Приверженцы карлистов перебрались в Байону, либералы – в Сантандер. Для поднятия духа «Ла-Гэрра» то и дело обрушивалась на «орды наемников деспотизма», «хищным оком стервятников» взирающих на Бильбао; публиковала мемуары об осадах, которые город претерпел в Семилетнюю войну, и называла его могилой карлизма; уверяла, что в XIX веке не стоит бояться никаких святых Иаковов, и поддавала жару римским первосвященникам, публикуя отрывки из «Истории папства», а между тем город распевал:
Если бы не подкупилиЦерковь слуги сатаны,Мы бы жили – не тужилиИ не знали бы войны.
Дон Эустакьо исходил желчью: увидев, что он не носит форменной шапочки, как все вставшие под ружье, его насильно обязали катать по улицам бочки, из которых сооружались укрепления; и мальчишки, завидев важного сеньора за подобной работой, кричали ему вслед: «Прихвостень! Прихвостень!» – распевая:
Взять ружье не согласился:Мол, сеньор я, а не тать,До чего же докатился?Бочки должен он катить!
– Разбойники! – бормотал дон Эустакьо. – Я… треклятое Соглашение… Правильно сделал Педро Антонио, что уехал…
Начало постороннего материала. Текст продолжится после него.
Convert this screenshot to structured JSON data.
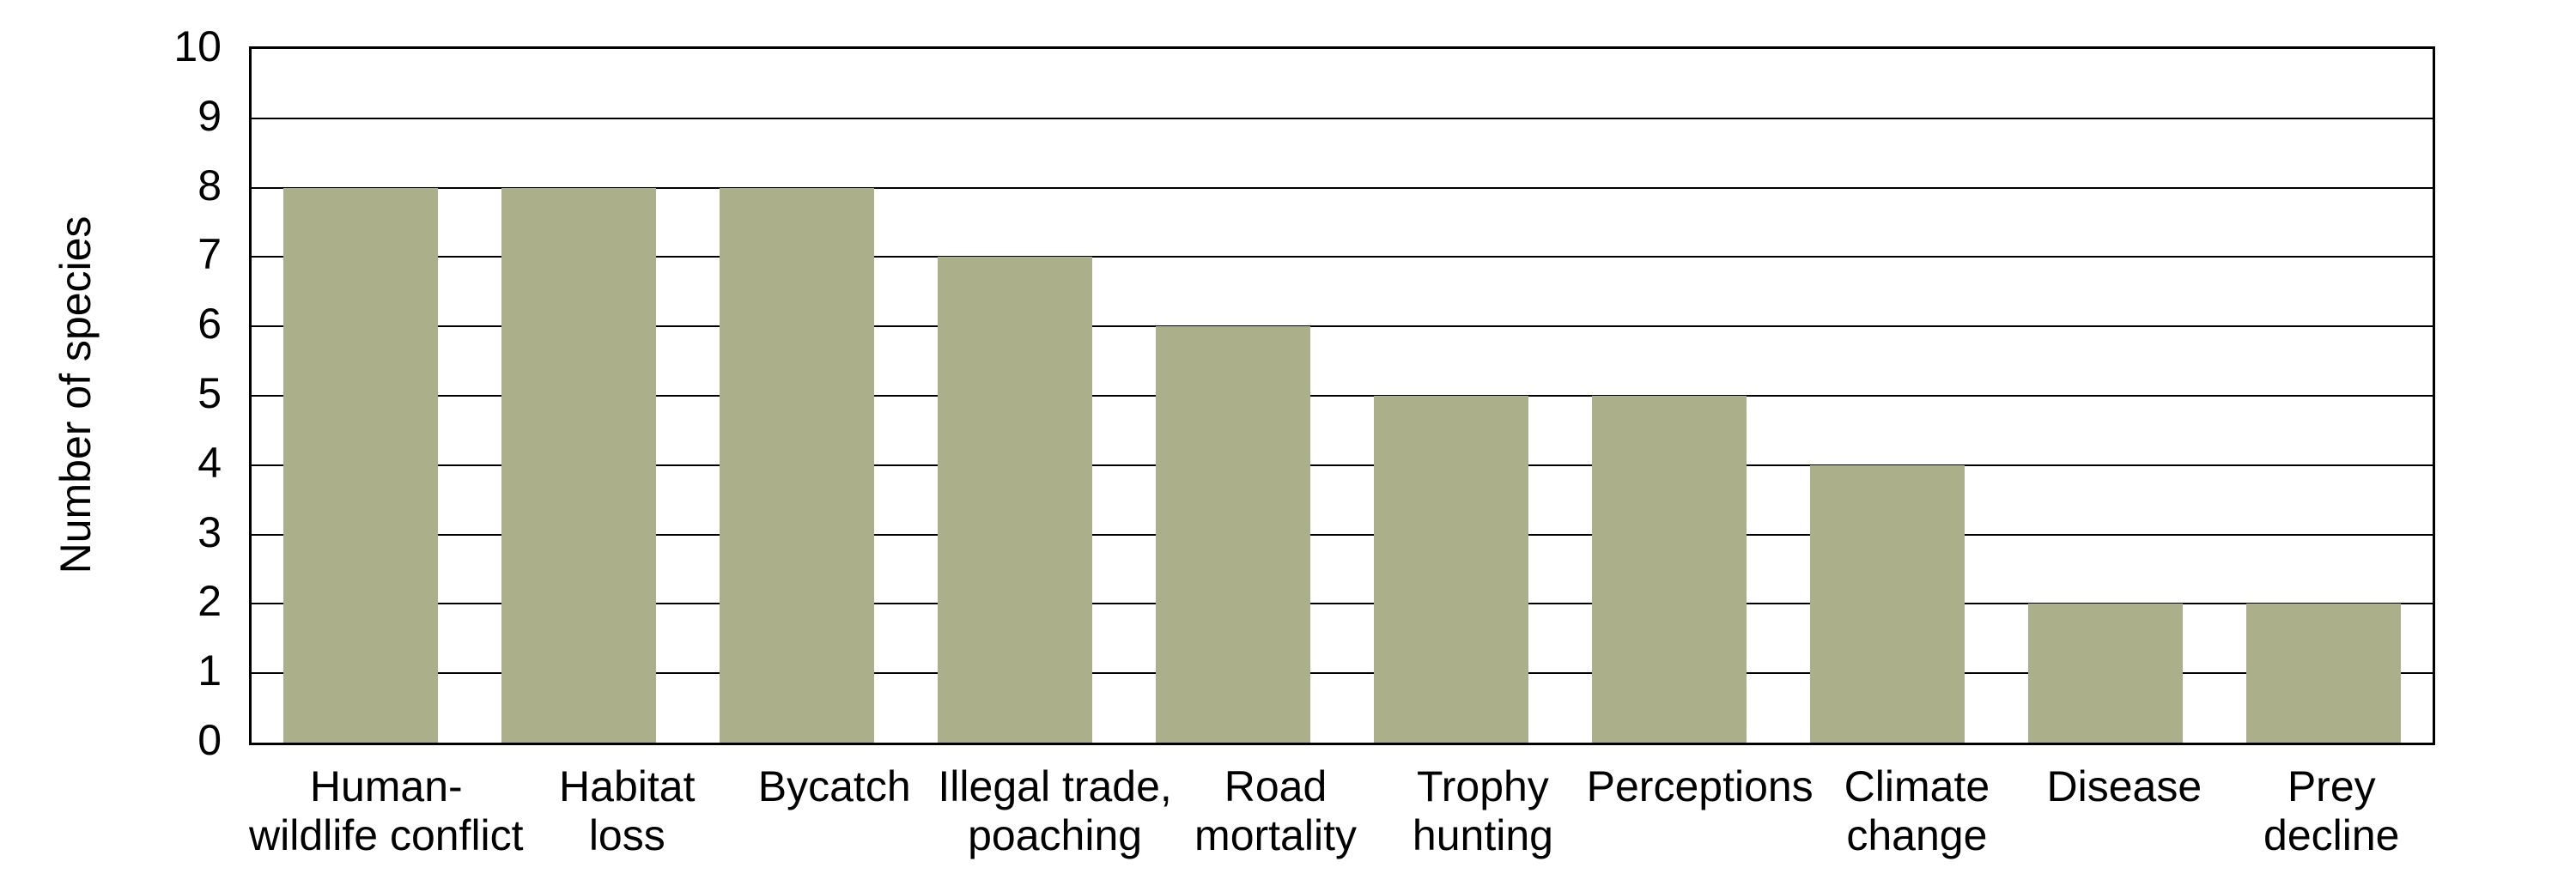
{
  "chart_data": {
    "type": "bar",
    "categories": [
      "Human-\nwildlife conflict",
      "Habitat\nloss",
      "Bycatch",
      "Illegal trade,\npoaching",
      "Road\nmortality",
      "Trophy\nhunting",
      "Perceptions",
      "Climate\nchange",
      "Disease",
      "Prey\ndecline"
    ],
    "values": [
      8,
      8,
      8,
      7,
      6,
      5,
      5,
      4,
      2,
      2
    ],
    "title": "",
    "xlabel": "",
    "ylabel": "Number of species",
    "ylim": [
      0,
      10
    ],
    "ytick_step": 1,
    "ytick_labels": [
      "0",
      "1",
      "2",
      "3",
      "4",
      "5",
      "6",
      "7",
      "8",
      "9",
      "10"
    ],
    "grid": true,
    "legend": false,
    "bar_color": "#ACB08A",
    "gridline_color": "#000000",
    "axis_color": "#000000",
    "text_color": "#000000",
    "background_color": "#FFFFFF"
  }
}
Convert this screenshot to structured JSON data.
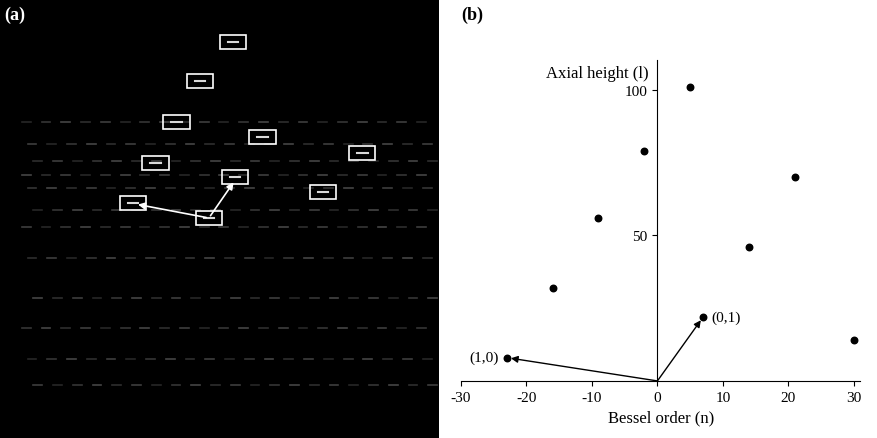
{
  "chart_data": [
    {
      "type": "image",
      "panel_label": "(a)"
    },
    {
      "type": "scatter",
      "panel_label": "(b)",
      "x_label": "Bessel order (n)",
      "y_label": "Axial height (l)",
      "x": [
        -23,
        7,
        -16,
        -9,
        -2,
        5,
        14,
        21,
        30
      ],
      "values": [
        8,
        22,
        32,
        56,
        79,
        101,
        46,
        70,
        14
      ],
      "color": "#000000",
      "marker": "circle",
      "xlim": [
        -30,
        31
      ],
      "xticks": [
        -30,
        -20,
        -10,
        0,
        10,
        20,
        30
      ],
      "ylim": [
        0,
        110
      ],
      "yticks": [
        50,
        100
      ],
      "annotations": [
        {
          "text": "(1,0)",
          "x": -23,
          "y": 8
        },
        {
          "text": "(0,1)",
          "x": 7,
          "y": 22
        }
      ]
    }
  ]
}
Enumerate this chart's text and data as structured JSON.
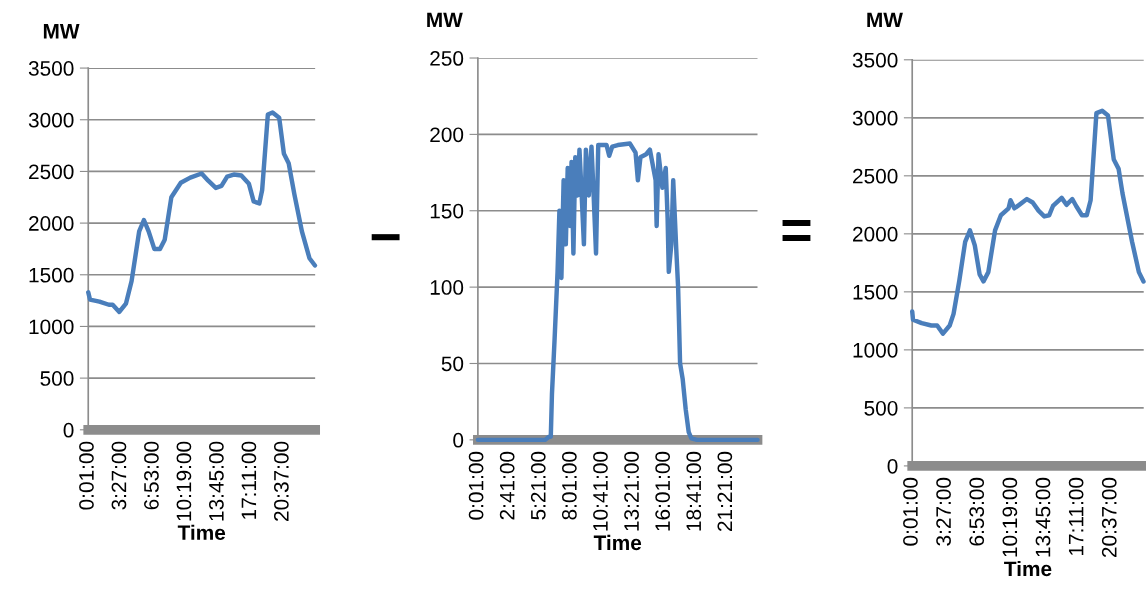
{
  "chart_data": [
    {
      "type": "line",
      "xlabel": "Time",
      "ylabel": "MW",
      "grid": "y",
      "marker": "none",
      "line_style": "solid",
      "xlim": [
        0.016667,
        24
      ],
      "ylim": [
        0,
        3500
      ],
      "yticks": [
        0,
        500,
        1000,
        1500,
        2000,
        2500,
        3000,
        3500
      ],
      "xticks": [
        {
          "value": 0.016667,
          "label": "0:01:00"
        },
        {
          "value": 3.45,
          "label": "3:27:00"
        },
        {
          "value": 6.883333,
          "label": "6:53:00"
        },
        {
          "value": 10.316667,
          "label": "10:19:00"
        },
        {
          "value": 13.75,
          "label": "13:45:00"
        },
        {
          "value": 17.183333,
          "label": "17:11:00"
        },
        {
          "value": 20.616667,
          "label": "20:37:00"
        }
      ],
      "x": [
        0.016667,
        0.2,
        1.2,
        2.2,
        2.6,
        3.3,
        4.0,
        4.6,
        5.4,
        5.9,
        6.4,
        7.0,
        7.6,
        8.1,
        8.8,
        9.8,
        10.8,
        12.0,
        12.7,
        13.5,
        14.1,
        14.7,
        15.4,
        16.2,
        17.0,
        17.5,
        18.1,
        18.4,
        19.0,
        19.5,
        20.2,
        20.7,
        21.2,
        21.8,
        22.6,
        23.4,
        23.98
      ],
      "series": [
        {
          "color": "#4a7ebb",
          "values": [
            1330,
            1260,
            1240,
            1210,
            1210,
            1140,
            1220,
            1440,
            1920,
            2030,
            1920,
            1750,
            1750,
            1840,
            2250,
            2390,
            2440,
            2480,
            2410,
            2340,
            2360,
            2450,
            2470,
            2460,
            2380,
            2210,
            2190,
            2320,
            3050,
            3070,
            3020,
            2670,
            2580,
            2280,
            1920,
            1660,
            1590
          ]
        }
      ]
    },
    {
      "type": "line",
      "xlabel": "Time",
      "ylabel": "MW",
      "grid": "y",
      "marker": "none",
      "line_style": "solid",
      "annotations": [
        "−"
      ],
      "xlim": [
        0.016667,
        24
      ],
      "ylim": [
        0,
        250
      ],
      "yticks": [
        0,
        50,
        100,
        150,
        200,
        250
      ],
      "xticks": [
        {
          "value": 0.016667,
          "label": "0:01:00"
        },
        {
          "value": 2.683333,
          "label": "2:41:00"
        },
        {
          "value": 5.35,
          "label": "5:21:00"
        },
        {
          "value": 8.016667,
          "label": "8:01:00"
        },
        {
          "value": 10.683333,
          "label": "10:41:00"
        },
        {
          "value": 13.35,
          "label": "13:21:00"
        },
        {
          "value": 16.016667,
          "label": "16:01:00"
        },
        {
          "value": 18.683333,
          "label": "18:41:00"
        },
        {
          "value": 21.35,
          "label": "21:21:00"
        }
      ],
      "x": [
        0.016667,
        5.79,
        6.11,
        6.27,
        6.37,
        6.59,
        6.85,
        7.01,
        7.18,
        7.37,
        7.56,
        7.72,
        7.92,
        8.05,
        8.21,
        8.37,
        8.56,
        8.73,
        8.89,
        9.11,
        9.28,
        9.53,
        9.76,
        9.92,
        10.15,
        10.34,
        11.05,
        11.28,
        11.54,
        12.02,
        13.06,
        13.54,
        13.74,
        13.96,
        14.45,
        14.77,
        15.26,
        15.35,
        15.51,
        15.84,
        16.13,
        16.29,
        16.39,
        16.61,
        16.77,
        17.03,
        17.19,
        17.36,
        17.58,
        17.84,
        18.1,
        18.33,
        18.81,
        24
      ],
      "series": [
        {
          "color": "#4a7ebb",
          "values": [
            0,
            0,
            2,
            2,
            30,
            65,
            110,
            150,
            106,
            170,
            128,
            178,
            140,
            182,
            122,
            185,
            160,
            190,
            165,
            128,
            190,
            160,
            192,
            165,
            122,
            193,
            193,
            186,
            192,
            193,
            194,
            188,
            170,
            185,
            187,
            190,
            170,
            140,
            187,
            165,
            178,
            145,
            110,
            128,
            170,
            125,
            100,
            50,
            40,
            20,
            5,
            1,
            0,
            0
          ]
        }
      ]
    },
    {
      "type": "line",
      "xlabel": "Time",
      "ylabel": "MW",
      "grid": "y",
      "marker": "none",
      "line_style": "solid",
      "annotations": [
        "="
      ],
      "xlim": [
        0.016667,
        24
      ],
      "ylim": [
        0,
        3500
      ],
      "yticks": [
        0,
        500,
        1000,
        1500,
        2000,
        2500,
        3000,
        3500
      ],
      "xticks": [
        {
          "value": 0.016667,
          "label": "0:01:00"
        },
        {
          "value": 3.45,
          "label": "3:27:00"
        },
        {
          "value": 6.883333,
          "label": "6:53:00"
        },
        {
          "value": 10.316667,
          "label": "10:19:00"
        },
        {
          "value": 13.75,
          "label": "13:45:00"
        },
        {
          "value": 17.183333,
          "label": "17:11:00"
        },
        {
          "value": 20.616667,
          "label": "20:37:00"
        }
      ],
      "x": [
        0.016667,
        0.1,
        1.0,
        2.0,
        2.6,
        3.2,
        3.9,
        4.3,
        4.9,
        5.5,
        6.0,
        6.5,
        7.0,
        7.4,
        7.9,
        8.6,
        9.2,
        10.0,
        10.2,
        10.6,
        11.1,
        11.9,
        12.5,
        13.1,
        13.7,
        14.2,
        14.6,
        15.5,
        16.0,
        16.6,
        17.0,
        17.6,
        18.1,
        18.5,
        19.1,
        19.7,
        20.3,
        20.9,
        21.4,
        21.8,
        22.8,
        23.5,
        23.98
      ],
      "series": [
        {
          "color": "#4a7ebb",
          "values": [
            1330,
            1260,
            1230,
            1210,
            1210,
            1140,
            1210,
            1310,
            1600,
            1930,
            2030,
            1900,
            1650,
            1590,
            1670,
            2030,
            2160,
            2220,
            2290,
            2220,
            2250,
            2300,
            2270,
            2200,
            2150,
            2160,
            2240,
            2310,
            2250,
            2300,
            2240,
            2160,
            2160,
            2290,
            3040,
            3060,
            3020,
            2640,
            2560,
            2350,
            1930,
            1670,
            1590
          ]
        }
      ]
    }
  ]
}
Дон Мигель все эти дни не выходил из дома и посмеивался, глядя сквозь стекла балкона на гримасы, с какими выполняли возложенную па них миссию катальщики бочек.
С музыкой и танцами встречали масленицу. Ряженых было немного, и всего один студенческий оркестр, агитировавший за открытие бесплатной столовой. Весь народ танцевал, особенно в ноле, под открытым небом. Скоро в доме появится Освободитель… А пока – потанцуем! За три дня танцы устраивались больше десяти раз. Хуанито, вместе с приятелями стоявший в карауле, обманул часового, притворившегося, что ничего не видит, и, при попущении начальства, компания устроила танцы в одном из городских залов, правда, для приличия сняв форменные шапочки.
Стояла ужасная духота. Энрике напрасно дожидался Рафаэлу, которая ни на минуту не хотела оставлять мать одну.
Кто-то танцевал; бедняки сновали от двери к двери, а глубинная жизнь между тем неспешно ткала бесконечное полотно событий, память о которых тут же стиралась.